What’s wrong with persistence ignorance

TL;DR- ignorance is wrong.

Sounds good: write object oriented code focusing on domain problems and let somebody else (or future you) worry about persistence. After all, those two are unrelated problems in different layers.

False presumptions

Layering, responsibility separation, modularity etc. have costs and benefits. In programming we accept some costs if they give as adequate benefits. Modular programming, opposed to just hacking, takes more time to learn, plan and implement at first, but as soon as we need to change some functionality or debug a procedure we start to reap the benefits as all those tasks take less time. Repeat them often and benefits will surpass the costs.
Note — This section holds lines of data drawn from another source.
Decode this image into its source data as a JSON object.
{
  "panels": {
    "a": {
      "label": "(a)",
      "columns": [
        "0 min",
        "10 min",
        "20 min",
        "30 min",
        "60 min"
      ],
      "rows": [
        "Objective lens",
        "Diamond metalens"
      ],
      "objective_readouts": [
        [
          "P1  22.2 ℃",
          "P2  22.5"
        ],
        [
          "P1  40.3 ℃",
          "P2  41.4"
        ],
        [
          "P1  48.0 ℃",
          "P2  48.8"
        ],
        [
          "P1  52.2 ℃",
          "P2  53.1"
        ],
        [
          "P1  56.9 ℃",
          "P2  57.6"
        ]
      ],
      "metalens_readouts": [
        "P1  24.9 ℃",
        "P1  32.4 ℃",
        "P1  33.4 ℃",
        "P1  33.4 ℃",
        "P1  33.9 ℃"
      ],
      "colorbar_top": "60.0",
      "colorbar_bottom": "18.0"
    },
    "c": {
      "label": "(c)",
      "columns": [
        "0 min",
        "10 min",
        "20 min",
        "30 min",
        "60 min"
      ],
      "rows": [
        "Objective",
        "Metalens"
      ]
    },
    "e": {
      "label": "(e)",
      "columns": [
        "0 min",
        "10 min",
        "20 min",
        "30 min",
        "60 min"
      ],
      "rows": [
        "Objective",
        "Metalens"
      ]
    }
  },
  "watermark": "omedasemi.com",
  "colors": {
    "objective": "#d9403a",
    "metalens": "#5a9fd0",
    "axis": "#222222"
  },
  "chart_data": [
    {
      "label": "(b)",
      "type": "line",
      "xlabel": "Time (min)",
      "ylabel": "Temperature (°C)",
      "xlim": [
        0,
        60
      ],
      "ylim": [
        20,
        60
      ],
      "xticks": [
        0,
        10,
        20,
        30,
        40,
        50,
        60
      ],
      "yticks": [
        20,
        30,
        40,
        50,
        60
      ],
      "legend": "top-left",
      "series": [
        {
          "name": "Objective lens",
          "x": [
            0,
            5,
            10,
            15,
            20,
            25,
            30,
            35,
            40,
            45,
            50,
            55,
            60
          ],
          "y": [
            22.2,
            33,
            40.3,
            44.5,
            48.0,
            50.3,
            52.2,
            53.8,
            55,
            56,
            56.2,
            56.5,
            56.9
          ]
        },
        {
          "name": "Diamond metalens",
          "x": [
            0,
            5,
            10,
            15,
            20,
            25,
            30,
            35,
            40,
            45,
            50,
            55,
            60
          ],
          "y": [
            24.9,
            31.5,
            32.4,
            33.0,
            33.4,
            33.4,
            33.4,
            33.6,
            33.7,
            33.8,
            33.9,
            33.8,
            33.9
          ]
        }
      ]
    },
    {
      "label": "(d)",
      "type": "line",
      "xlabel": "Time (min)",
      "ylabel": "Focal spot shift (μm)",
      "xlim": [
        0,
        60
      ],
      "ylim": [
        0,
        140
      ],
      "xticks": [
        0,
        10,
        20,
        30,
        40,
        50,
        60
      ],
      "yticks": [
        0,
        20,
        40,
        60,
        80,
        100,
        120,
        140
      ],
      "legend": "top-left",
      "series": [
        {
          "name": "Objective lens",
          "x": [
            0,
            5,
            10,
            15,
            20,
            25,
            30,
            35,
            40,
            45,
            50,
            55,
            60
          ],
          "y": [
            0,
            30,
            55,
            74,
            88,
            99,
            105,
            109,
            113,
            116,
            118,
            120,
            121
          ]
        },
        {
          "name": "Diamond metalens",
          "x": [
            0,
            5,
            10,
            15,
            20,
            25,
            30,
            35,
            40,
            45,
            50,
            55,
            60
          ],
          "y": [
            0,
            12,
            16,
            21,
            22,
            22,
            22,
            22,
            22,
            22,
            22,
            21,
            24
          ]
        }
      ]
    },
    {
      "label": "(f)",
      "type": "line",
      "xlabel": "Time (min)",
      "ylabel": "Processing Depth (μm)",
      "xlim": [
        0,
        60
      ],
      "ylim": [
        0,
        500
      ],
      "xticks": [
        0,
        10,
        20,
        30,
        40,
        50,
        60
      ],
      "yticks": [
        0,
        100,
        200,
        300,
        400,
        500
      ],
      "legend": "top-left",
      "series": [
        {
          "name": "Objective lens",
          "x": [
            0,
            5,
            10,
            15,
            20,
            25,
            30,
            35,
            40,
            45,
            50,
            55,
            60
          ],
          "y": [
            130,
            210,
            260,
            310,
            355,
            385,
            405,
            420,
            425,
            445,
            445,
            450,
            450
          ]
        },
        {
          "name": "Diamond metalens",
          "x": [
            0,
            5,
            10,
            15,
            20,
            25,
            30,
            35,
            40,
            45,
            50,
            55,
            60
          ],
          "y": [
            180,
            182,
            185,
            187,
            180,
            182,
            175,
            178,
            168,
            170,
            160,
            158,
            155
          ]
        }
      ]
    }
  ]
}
Costs of persistence ignorance are on:

  • performance (layering, mapping, not using optimal SQL queries)
  • coding time (coding against interface is more time consuming, mappers and interfaces are extra code)
  • code size (mappers, interfaces)
  • duplicate code (marginally different structures for every layer).

When you get the benefits? If you change database provider (MySQL to Oracle) or if you change database technology (Oracle to XML). And when will that happen? Probably never. You optimized for the most improbable situation. It’s more likely you’ll change programming language or framework then the database.

Leaky abstractions

Joel Spolsky wrote in The law of leaky abstraction that you can ignore underlying structure or technology in most situations but not in all. For example, .NET string. Instead of manipulating arrays of chars, you can pretend that string is an object that you join, split, append and do many other convenient methods. But underneath, string is still an array of char and every time you change it, a new array is created. You can ignore that in most situations, but put

completeString += appendedString;

in a loop and ignorance will bite you.

Translated into OO/ORM/SQL process, ignoring the persistence technology will mostly work. If database is small enough, it will churn whatever you throw at it. With bigger databases, and every business application worth mentioning have one, only CRUD operation for single object are safe bet. If database calls get into loop, especially if database is over a not-so-fast connection, seconds turn into minutes.

Database is more then storage and SQL is language and tool for itself. Using it only for save and query functionality is not the optimal use. So, always be aware of the underlying system. You can automate some parts and ignore the others, but you can’t ignore it completely.